Embora eu não tivesse plano definido de viagem, nem itinerário certo, estava longe dos meus cálculos esta grande demora no Norte de África, a que me obrigaram os tais antrazes. Porém com essa demora tenho aproveitado em ver repousadamente e repetidamente monumentos e sítios que visitados de passagem só deixam na memória impressões confusas, mas que merecem contemplação repetida, para lhes entrarmos um pouco na intimidade, de modo que nos fiquem de lembrança como perpétuos elementos de beleza e de sonho. Nesse sentido a Tunísia é talvez ainda mais variada e rica do que a Argélia, e as três semanas que aqui tenho passado, apesar dos bichocos, marcam um período luminoso, de magnífico prestígio estético, na minha vida – mesmo entre os melhores períodos que ela conta.

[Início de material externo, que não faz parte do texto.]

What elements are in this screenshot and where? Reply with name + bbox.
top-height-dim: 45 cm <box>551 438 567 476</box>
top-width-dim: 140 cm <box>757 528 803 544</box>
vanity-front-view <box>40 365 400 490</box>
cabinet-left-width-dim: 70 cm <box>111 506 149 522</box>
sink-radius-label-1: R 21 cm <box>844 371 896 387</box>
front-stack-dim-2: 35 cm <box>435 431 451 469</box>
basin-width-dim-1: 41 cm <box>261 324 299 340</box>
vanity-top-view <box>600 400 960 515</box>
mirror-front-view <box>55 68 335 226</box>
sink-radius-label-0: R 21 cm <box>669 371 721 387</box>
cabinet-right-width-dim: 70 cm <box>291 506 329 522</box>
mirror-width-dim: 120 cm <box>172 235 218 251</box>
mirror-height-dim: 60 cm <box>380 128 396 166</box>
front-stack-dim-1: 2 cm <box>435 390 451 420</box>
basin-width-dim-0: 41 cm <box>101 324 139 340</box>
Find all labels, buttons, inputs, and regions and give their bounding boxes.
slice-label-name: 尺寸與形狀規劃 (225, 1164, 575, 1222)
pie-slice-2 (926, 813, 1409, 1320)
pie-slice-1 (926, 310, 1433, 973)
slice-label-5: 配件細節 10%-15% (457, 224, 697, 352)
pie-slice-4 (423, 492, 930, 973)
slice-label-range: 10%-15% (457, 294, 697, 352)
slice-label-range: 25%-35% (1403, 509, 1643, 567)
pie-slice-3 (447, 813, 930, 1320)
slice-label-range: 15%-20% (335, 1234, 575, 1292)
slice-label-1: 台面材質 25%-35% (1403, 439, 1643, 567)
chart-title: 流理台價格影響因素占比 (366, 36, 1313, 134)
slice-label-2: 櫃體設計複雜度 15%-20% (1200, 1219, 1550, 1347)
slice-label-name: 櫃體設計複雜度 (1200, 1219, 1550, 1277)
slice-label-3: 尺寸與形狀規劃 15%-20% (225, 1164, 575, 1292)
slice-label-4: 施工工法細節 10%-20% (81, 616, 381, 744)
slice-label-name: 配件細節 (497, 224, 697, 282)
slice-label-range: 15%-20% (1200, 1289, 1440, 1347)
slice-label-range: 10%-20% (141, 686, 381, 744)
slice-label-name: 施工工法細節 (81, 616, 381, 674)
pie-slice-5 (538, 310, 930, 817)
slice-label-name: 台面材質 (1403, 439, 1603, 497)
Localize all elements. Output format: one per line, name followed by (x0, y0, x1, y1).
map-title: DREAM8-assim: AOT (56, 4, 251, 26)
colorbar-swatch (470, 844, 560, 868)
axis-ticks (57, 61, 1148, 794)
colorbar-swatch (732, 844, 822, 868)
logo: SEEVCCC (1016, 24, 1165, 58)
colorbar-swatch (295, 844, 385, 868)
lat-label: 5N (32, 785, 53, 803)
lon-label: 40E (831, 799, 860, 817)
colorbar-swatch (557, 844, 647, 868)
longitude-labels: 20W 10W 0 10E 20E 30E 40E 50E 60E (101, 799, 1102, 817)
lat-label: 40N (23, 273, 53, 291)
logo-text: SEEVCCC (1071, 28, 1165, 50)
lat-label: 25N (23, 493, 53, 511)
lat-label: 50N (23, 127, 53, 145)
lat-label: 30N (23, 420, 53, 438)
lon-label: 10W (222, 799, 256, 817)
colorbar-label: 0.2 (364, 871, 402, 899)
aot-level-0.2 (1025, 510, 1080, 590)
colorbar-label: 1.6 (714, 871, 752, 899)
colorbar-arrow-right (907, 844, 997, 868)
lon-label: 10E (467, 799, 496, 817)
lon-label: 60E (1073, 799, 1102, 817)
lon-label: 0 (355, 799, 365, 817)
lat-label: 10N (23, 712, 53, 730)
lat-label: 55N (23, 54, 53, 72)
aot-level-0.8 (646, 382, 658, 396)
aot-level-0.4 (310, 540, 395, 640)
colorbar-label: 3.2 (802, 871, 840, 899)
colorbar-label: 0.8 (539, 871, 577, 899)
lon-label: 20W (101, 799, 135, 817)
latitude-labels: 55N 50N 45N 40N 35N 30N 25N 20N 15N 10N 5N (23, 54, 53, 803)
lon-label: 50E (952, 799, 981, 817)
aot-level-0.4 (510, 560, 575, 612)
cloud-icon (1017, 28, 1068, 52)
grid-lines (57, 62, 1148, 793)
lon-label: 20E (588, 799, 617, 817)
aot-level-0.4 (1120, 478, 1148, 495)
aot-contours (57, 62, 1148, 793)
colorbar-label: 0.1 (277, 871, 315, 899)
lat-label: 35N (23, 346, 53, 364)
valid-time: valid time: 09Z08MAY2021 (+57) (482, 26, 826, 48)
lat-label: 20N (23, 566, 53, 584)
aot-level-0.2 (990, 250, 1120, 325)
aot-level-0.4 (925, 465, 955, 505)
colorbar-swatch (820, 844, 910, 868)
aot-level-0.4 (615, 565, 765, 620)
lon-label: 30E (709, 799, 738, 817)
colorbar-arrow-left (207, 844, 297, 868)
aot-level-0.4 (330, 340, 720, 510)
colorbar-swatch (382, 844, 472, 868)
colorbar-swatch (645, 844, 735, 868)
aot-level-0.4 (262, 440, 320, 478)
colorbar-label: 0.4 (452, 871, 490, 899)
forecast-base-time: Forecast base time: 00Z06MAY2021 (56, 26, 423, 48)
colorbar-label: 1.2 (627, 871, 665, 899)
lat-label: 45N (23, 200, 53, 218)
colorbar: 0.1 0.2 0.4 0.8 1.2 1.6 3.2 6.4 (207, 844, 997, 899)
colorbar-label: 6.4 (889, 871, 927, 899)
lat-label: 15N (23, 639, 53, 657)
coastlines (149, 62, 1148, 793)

Com esta carta vão alguns cartões, reproduzindo obras de arte grega, da melhor época, que estão no Museu Bardo (antiga e faustosa residência do Bei, cercada de extensos jardins) e foram encontradas no fundo do mar. Provinham elas, supõe-se, de um navio que Sila carregara no Pireu, com o produto da sua rapina em Atenas, e eram destinadas a ornar o seu palácio em Roma. Como todas as reproduções que se encontram em postais no Norte da África francesa, estas são péssimas, e indignas dos admiráveis originais, entre os quais figuram umas estatuetas grotescas, de anões ou anoas dançarinas, extraordinárias de carácter e originalidade. Tudo isto é de aquisição recente e portanto posterior à época das minhas juvenis peregrinações por estes sítios.
E ponto, que a obrigação de escrever na cama, sobre uma pasta apoiada nos joelhos – efeito dos antrazes – não me permite ser tão extenso como me propunha ao começar esta carta.
Respeitos e cumprimentos para sua mulher.

Do C.

M. Teixeira-Gomes, “Cartas a Columbano”, pp.11-13, Portugália Editora, 1957, Lisboa.